I Belong Nowhere

The world never taught me how to sit with pain. No one showed me where to put it, how to carry it, or whether it was even meant to be carried at all. So I spent years trying to tuck it away—wedging it between the cracks of my ribs, pressing it deep beneath my skin, hiding it in the quietest corners of my mind. But grief has a way of seeping through, like water finding its way through even the smallest fractures.
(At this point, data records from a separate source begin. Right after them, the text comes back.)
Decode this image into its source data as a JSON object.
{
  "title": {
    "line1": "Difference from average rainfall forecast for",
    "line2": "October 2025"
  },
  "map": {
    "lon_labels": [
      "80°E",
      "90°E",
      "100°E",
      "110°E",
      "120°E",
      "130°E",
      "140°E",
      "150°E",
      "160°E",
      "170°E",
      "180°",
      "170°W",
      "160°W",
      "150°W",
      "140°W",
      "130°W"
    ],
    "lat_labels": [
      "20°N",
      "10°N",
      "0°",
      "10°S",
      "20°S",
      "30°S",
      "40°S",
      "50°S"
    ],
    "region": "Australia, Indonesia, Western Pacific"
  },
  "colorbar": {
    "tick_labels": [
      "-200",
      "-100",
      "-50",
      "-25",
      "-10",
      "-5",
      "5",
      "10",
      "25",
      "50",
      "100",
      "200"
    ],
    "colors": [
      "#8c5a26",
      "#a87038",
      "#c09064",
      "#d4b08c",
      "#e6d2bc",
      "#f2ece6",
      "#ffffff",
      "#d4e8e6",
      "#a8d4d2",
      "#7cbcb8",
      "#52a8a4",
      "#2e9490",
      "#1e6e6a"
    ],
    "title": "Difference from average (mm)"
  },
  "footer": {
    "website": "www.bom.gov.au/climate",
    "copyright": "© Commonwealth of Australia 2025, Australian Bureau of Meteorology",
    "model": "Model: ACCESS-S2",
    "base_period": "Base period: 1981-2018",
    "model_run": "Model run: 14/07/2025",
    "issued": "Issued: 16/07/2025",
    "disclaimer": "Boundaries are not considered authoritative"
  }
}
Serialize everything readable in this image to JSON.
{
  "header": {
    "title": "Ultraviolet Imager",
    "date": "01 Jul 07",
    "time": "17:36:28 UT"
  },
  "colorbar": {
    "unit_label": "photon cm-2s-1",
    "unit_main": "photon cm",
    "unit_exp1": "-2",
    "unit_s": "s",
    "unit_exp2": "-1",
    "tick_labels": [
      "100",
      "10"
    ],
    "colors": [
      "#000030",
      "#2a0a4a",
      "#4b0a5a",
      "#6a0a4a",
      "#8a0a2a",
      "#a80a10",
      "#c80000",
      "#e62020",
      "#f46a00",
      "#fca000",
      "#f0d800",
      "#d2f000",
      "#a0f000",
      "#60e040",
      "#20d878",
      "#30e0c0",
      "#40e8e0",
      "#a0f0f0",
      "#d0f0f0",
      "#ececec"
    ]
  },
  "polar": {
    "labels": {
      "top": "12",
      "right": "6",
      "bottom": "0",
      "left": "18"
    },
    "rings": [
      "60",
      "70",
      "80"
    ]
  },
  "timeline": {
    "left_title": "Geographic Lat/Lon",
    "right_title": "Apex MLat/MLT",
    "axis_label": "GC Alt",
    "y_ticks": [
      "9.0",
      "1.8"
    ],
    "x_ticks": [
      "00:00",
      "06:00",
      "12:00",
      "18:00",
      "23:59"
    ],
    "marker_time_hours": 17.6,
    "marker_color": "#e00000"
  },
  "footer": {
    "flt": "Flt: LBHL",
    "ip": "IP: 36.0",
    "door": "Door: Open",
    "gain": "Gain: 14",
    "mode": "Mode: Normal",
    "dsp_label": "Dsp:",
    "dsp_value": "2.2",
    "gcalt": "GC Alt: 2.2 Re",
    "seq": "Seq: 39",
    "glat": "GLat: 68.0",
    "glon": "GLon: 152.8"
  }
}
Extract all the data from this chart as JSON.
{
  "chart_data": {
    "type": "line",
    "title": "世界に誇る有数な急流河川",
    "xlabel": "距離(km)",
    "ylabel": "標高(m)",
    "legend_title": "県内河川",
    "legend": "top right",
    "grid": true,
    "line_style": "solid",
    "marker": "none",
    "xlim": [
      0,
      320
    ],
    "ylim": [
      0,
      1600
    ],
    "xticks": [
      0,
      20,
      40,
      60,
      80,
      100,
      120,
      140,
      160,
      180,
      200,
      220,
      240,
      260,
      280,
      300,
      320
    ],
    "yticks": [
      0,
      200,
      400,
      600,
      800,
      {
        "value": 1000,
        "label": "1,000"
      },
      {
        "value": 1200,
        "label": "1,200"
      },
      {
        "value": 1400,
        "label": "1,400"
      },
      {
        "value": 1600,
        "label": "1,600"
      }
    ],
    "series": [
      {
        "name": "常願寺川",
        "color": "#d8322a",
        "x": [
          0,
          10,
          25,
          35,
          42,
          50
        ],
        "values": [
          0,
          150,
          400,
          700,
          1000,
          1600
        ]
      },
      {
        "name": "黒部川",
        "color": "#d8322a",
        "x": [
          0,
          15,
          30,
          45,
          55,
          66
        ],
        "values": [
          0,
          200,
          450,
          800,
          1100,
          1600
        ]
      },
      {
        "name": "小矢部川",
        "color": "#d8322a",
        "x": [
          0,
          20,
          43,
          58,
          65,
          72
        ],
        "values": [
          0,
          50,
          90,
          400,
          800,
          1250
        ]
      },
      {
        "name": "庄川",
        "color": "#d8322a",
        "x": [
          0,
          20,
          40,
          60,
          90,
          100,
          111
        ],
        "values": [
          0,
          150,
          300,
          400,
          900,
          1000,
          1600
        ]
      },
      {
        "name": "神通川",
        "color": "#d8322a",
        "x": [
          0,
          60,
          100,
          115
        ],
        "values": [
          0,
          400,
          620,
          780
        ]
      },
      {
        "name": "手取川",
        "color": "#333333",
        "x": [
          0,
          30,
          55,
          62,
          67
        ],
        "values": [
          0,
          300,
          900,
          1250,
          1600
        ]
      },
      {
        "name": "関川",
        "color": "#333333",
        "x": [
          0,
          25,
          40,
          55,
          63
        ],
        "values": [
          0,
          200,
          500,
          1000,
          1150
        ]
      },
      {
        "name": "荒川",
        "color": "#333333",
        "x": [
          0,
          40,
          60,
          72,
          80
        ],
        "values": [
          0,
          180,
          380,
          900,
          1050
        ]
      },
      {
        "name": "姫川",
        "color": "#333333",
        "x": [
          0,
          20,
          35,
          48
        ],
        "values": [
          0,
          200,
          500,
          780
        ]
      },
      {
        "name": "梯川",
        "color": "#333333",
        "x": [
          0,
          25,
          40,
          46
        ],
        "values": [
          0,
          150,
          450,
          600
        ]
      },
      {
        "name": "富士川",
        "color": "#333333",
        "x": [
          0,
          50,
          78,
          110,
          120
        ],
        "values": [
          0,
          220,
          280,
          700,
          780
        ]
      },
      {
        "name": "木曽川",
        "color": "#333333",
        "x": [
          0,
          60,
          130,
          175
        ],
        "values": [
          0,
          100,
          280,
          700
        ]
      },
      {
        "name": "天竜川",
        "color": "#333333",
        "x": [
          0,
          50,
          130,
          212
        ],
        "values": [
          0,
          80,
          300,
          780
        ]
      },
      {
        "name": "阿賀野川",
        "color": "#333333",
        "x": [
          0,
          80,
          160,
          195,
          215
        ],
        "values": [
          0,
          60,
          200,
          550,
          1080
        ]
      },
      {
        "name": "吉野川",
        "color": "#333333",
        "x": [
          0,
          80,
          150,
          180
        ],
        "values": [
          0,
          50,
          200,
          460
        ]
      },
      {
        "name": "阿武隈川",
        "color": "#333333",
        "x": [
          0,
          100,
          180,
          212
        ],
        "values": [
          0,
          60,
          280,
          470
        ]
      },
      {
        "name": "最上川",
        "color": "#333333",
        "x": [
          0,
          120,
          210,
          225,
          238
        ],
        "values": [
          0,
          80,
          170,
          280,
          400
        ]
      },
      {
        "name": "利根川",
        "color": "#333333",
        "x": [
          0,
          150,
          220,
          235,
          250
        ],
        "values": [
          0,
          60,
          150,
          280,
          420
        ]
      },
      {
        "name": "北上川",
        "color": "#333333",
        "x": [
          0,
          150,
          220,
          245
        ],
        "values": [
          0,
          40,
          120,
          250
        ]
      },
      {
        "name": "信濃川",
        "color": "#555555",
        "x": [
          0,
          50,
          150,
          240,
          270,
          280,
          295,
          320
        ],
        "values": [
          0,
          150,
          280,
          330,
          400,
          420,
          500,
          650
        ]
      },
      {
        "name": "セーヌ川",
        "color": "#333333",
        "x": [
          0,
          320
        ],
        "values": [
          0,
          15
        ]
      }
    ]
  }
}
When you lose the people who gave you life before you’ve had the chance to understand its weight, you are forced to relearn the world from scratch. You wake up in a life that no longer belongs to you, one that doesn’t resemble the one you were supposed to have. And everywhere you look, there are people with anchors—hands to hold, voices to call home. But for you, there is only open water. And the thing about water is that it never stays still. It shifts, bends, and molds itself into whatever shape it finds. I wish I knew how to do the same. I wish I understood how to exist in this fluid state without feeling like I’m dissolving into nothing.

Some days, I feel like I am made of these images—fragmented, without horizon, without certainty. No solid ground beneath me, no direction forward. Just the quiet, aching stretch of the unknown. A vastness so endless it threatens to swallow me whole. There is an emptiness in my chest that echoes, a hollow sound against walls that no longer feel like home. And in a world so wide, so filled with people, I feel like I belong nowhere at all.